On Tuesday, Dershowitz attorney Howard Cooper contested assertions from Giuffre's attorneys that statements made last year triggered a new one-year limitations period. That new limitations period, Giuffre's lawyers have argued, means her defamation claims aren't barred.

But Cooper said, Dershowitz' comments reached a global audience through the internet when they were first spoken in 2015. Dershowitz, he argued, had simply reiterated his point—to the same global audience—nearly four years later, and there had been no new publication that would make Giuffre's suit timely in the Southern District of New York.

"Context is everything," Cooper said, citing the "completely internet-based news system" that has come to dominate public discourse and debate.
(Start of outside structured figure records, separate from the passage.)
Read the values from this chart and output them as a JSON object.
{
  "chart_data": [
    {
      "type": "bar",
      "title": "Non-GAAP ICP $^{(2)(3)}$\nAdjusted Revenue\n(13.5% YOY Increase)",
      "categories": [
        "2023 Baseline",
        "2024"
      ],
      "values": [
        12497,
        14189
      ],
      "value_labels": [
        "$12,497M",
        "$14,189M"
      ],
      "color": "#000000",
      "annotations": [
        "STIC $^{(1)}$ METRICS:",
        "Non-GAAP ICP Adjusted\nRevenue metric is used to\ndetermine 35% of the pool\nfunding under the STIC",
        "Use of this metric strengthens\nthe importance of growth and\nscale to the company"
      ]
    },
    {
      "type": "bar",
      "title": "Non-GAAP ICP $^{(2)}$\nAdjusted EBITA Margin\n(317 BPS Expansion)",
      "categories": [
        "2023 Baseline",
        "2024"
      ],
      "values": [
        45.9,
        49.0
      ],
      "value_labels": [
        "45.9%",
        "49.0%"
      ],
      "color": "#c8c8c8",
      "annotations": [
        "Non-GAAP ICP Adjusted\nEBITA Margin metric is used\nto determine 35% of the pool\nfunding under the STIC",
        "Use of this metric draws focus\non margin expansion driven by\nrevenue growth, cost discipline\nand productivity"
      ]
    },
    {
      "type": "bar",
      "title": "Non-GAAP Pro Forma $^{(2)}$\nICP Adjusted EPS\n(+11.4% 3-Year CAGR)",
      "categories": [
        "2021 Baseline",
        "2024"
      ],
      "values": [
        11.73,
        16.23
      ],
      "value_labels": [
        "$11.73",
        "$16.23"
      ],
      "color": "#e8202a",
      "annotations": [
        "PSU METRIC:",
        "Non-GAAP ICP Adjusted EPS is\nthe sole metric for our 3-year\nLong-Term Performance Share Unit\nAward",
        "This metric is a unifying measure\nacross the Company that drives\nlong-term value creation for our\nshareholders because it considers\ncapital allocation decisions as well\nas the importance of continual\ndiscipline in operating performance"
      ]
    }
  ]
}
Giuffre's attorney, Boies Schiller Flexner partner Sigrid McCawley, countered that the law of the U.S. Court of Appeals for the Second Circuit was much more limited. The language of Dershowitz' 2018 statements, she said, had differed from his previous ones, and the professor had no right to continue his attacks into "eternity."

"The law of the Second Circuit is each instance [of communication] to a new audience is a new publication," she said.

Dershowitz, who attended the hearing alongside his five lawyers, has claimed the defamation suit was nothing more than a campaign by Giuffre and her attorneys to extort "powerful, wealthy people" for money.

At times, he could be seen angrily poking the defense table and passing notes to his attorneys, and in a couple instances appeared to argue with Ansari when he stood up to talk.

Attorneys on Tuesday also said that they had a recording, taken by Dershowitz, that they said contained Boies Schiller chairman David Boies casting doubt on the truth of Giuffre's claims.

The conversation, they said, occurred outside of litigation or settlement talks and would bolster their truth defense.

Cooper said he planned to call Boies and McCawley to testify on the extortion issue at trial and resisted calls from Giuffre's team to knock out the suit.

"What they are effectively asking you to do today," he told Preska, "is to try this case and decide the truth defense has no merit."